On the second day of school, 11-year-old Oscar Judelson-Kelly was asked to find the population density of Hong Kong and the German word for "horse." The assignment seemed easy enough, but then his teacher introduced an unusual caveat: No using the Internet.
Oscar and his classmates at Elizabeth Zeigler Public School in Waterloo, Ont., thought their new Grade 6 teacher was crazy. Those questions were just part of a list of 100 they had to answer, and without Google they didn't know where to start.
"We were stunned," Oscar said. "We didn't know what to do. Some people didn't take it so well."
As the school year gets off the ground and homework starts to compete for parents' attention, Oscar's experience may become more familiar. Assigning offline homework is part of a quiet revolt against computer-dependency in the classroom. Educators agree a Luddite future is not what they want: Digital literacy is essential. But teachers are finding ways to ensure their students hone critical thinking and curiosity skills that don't require WiFi, and perhaps consider the possibility that Google isn't omnipotent.
These classroom experiments are arriving at the same time as growing demand from parents for technology-limiting programs such as Waldorf and Montessori, which has been so popular at the Vancouver School Board that the program is expanding. Even after-school abacus-based math tutoring programs are seeing growth – probably for the first time in centuries.
"At this age, they get stuck on Wikipedia being the answer to everything and they forget that people can be a really great resource," said Oscar's teacher, Tamara Awad Lobe, one of two teachers in Waterloo, ironically the centre of a tech-savvy cluster, who introduced the assignment for the first time this year.
Ms. Awad Lobe says she's not anti-technology – her students spent three hours in the computer lab this week – she just wanted to try something that required them to step away from gadgets. In fact, a 2009 study in the Journal of Research on Technology in Education found that students did better on math homework when using computers than using a traditional paper and pencil. Yet many successful teaching methods that foster creativity such as Montessori rely on sensory exercises.
In traditional classrooms, few students are exposed to offline forms of research. Students in Ms. Awad Lobe's class nearly mutinied after they conferred with friends on the school bus and discovered that Ms. Awad Lobe's colleague, another Grade 5/6 teacher, had given her class permission to answer as many as 10 of the questions using the Internet.
The challenge for parents was as great, if not even more demanding, than it was for students.

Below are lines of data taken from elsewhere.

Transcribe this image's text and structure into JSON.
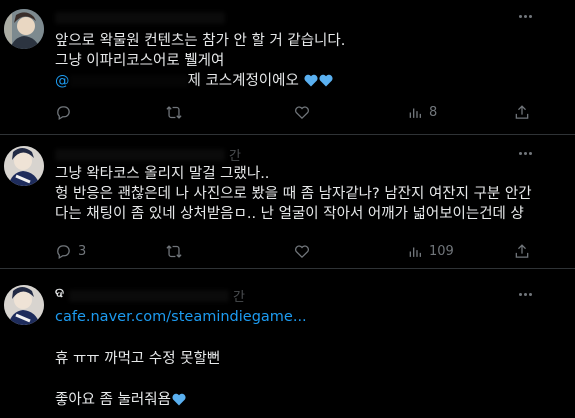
{
  "colors": {
    "background": "#000000",
    "text": "#e7e9ea",
    "muted": "#71767b",
    "link": "#1d9bf0",
    "divider": "#2f3336",
    "heart": "#5ab0f0"
  },
  "tweets": [
    {
      "lines": [
        "앞으로 왁물원 컨텐츠는 참가 안 할 거 같습니다.",
        "그냥 이파리코스어로 뷀게여"
      ],
      "mention_suffix": "제 코스계정이에오",
      "emoji": [
        "blue-heart-icon",
        "blue-heart-icon"
      ],
      "actions": {
        "reply": "",
        "retweet": "",
        "like": "",
        "views": "8"
      }
    },
    {
      "time_fragment": "간",
      "lines": [
        "그냥 왁타코스 올리지 말걸 그랬나..",
        "헝 반응은 괜찮은데 나 사진으로 봤을 때 좀 남자같나? 남잔지 여잔지 구분 안간",
        "다는 채팅이 좀 있네 상처받음ㅁ.. 난 얼굴이 작아서 어깨가 넓어보이는건데 샹"
      ],
      "actions": {
        "reply": "3",
        "retweet": "",
        "like": "",
        "views": "109"
      }
    },
    {
      "name_fragment": "ଦ",
      "time_fragment": "간",
      "link": "cafe.naver.com/steamindiegame...",
      "lines": [
        "휴 ㅠㅠ 까먹고 수정 못할뻔",
        "좋아요 좀 눌러줘욤"
      ],
      "emoji": [
        "blue-heart-icon"
      ]
    }
  ]
}
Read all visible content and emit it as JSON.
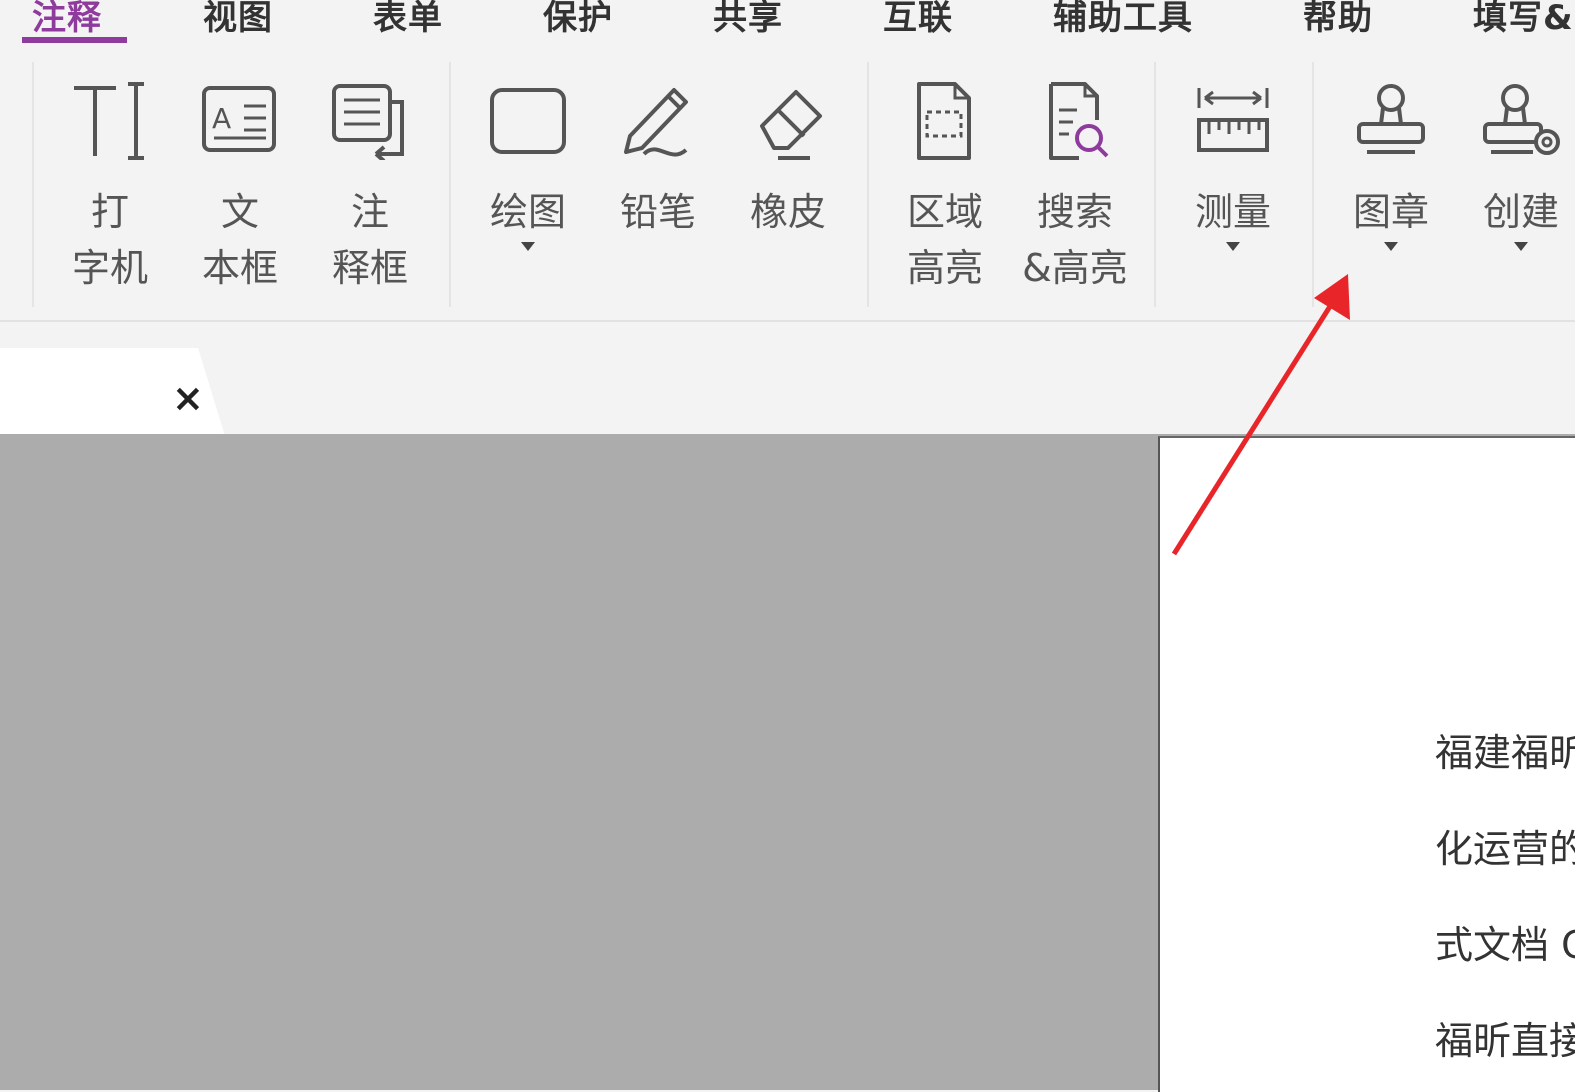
{
  "menu": {
    "items": [
      {
        "label": "注释",
        "active": true
      },
      {
        "label": "视图"
      },
      {
        "label": "表单"
      },
      {
        "label": "保护"
      },
      {
        "label": "共享"
      },
      {
        "label": "互联"
      },
      {
        "label": "辅助工具"
      },
      {
        "label": "帮助"
      },
      {
        "label": "填写&"
      }
    ]
  },
  "ribbon": {
    "typewriter": "打\n字机",
    "textbox": "文\n本框",
    "callout": "注\n释框",
    "drawing": "绘图",
    "pencil": "铅笔",
    "eraser": "橡皮",
    "area_highlight": "区域\n高亮",
    "search_highlight": "搜索\n&高亮",
    "measure": "测量",
    "stamp": "图章",
    "create": "创建"
  },
  "tab": {
    "close_label": "×"
  },
  "document": {
    "lines": [
      "福建福昕",
      "化运营的",
      "式文档 C",
      "福昕直接"
    ]
  },
  "colors": {
    "accent": "#8e3b9d",
    "arrow": "#e8262a",
    "canvas": "#acacac"
  }
}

"Some parents were especially stressed out," Ms. Awad Lobe said. "They were like, 'We can't do this in one week, that's impossible.'"
Oscar's mom, Sasha Judelson-Kelly, knew she had some books at home that would help – her Latin dictionary and an old copy of Rudiments of Theory of Music came in handy – but after that, she was stumped.

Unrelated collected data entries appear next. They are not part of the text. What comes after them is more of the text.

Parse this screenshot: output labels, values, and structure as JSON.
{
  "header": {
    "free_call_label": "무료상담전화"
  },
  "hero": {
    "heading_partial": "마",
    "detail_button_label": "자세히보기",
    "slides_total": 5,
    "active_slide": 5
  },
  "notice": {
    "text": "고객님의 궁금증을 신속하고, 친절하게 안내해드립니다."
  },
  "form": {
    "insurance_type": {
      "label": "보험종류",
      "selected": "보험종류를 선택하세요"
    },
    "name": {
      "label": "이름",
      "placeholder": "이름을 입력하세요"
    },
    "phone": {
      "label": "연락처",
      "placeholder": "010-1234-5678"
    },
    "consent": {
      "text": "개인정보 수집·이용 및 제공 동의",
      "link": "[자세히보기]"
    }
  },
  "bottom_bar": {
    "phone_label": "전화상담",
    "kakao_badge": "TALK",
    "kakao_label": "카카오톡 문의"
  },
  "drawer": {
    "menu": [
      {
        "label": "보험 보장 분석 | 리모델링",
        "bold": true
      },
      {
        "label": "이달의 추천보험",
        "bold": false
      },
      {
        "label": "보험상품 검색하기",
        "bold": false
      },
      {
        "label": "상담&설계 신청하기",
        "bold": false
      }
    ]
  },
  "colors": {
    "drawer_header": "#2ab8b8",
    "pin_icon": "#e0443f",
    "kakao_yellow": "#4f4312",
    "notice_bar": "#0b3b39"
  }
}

"I didn't even know where to begin, I had no idea," she said.
Although the Internet dominates the research techniques students learn in school, most students will build at least one book-only bibliography for an assignment during the course of their academic career. Still, most have grown up with the world at their fingertips, never further than the Web-surfing capability of their smartphones.

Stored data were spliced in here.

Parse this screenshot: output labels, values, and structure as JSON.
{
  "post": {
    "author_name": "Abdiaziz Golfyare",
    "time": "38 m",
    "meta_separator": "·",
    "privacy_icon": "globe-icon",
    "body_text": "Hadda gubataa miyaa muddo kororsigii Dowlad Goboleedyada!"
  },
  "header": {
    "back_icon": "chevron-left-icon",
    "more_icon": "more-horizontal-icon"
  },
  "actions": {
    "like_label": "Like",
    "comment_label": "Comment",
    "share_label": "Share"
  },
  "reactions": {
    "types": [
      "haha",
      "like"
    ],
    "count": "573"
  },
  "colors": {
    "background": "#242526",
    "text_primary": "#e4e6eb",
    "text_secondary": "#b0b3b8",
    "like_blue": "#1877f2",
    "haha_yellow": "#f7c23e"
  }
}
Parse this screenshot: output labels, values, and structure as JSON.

That's exactly why they have so much to learn from going without their gadgets, according to Steven Womack, a high-school English teacher in Franklin, Tenn. He challenges his students each year to go three days without technology. In the five years he's given the assignment to his Grade 11 English class, barely 5 per cent have had the willpower to endure. Still, he persists.
"I want them to understand what they are perhaps missing with technology," he said.
Ms. Awad Lobe's assignment was due Friday, and Oscar was the top of the class. While most students managed to answer 40 to 50 of the questions, and a couple answered 94, Oscar was able to answer 99. His mother says he learned much more than just the answers to his questions.
Oscar phoned his grandmother in England – who used to be a German teacher – to find out the word for horse. He found the population density of Hong Kong in an atlas at home. And he and his mom drove to two different post offices to find the postal code for Ulukhaktok in the Northwest Territories.
"I learned how many resources are off the Web," Oscar said. "And I learned that people always want to try and help me."
But he has one lingering question, the 100th one he couldn't answer.
What's the world-record distance for hurling a haggis?
That would be 217 feet – according to Wikipedia.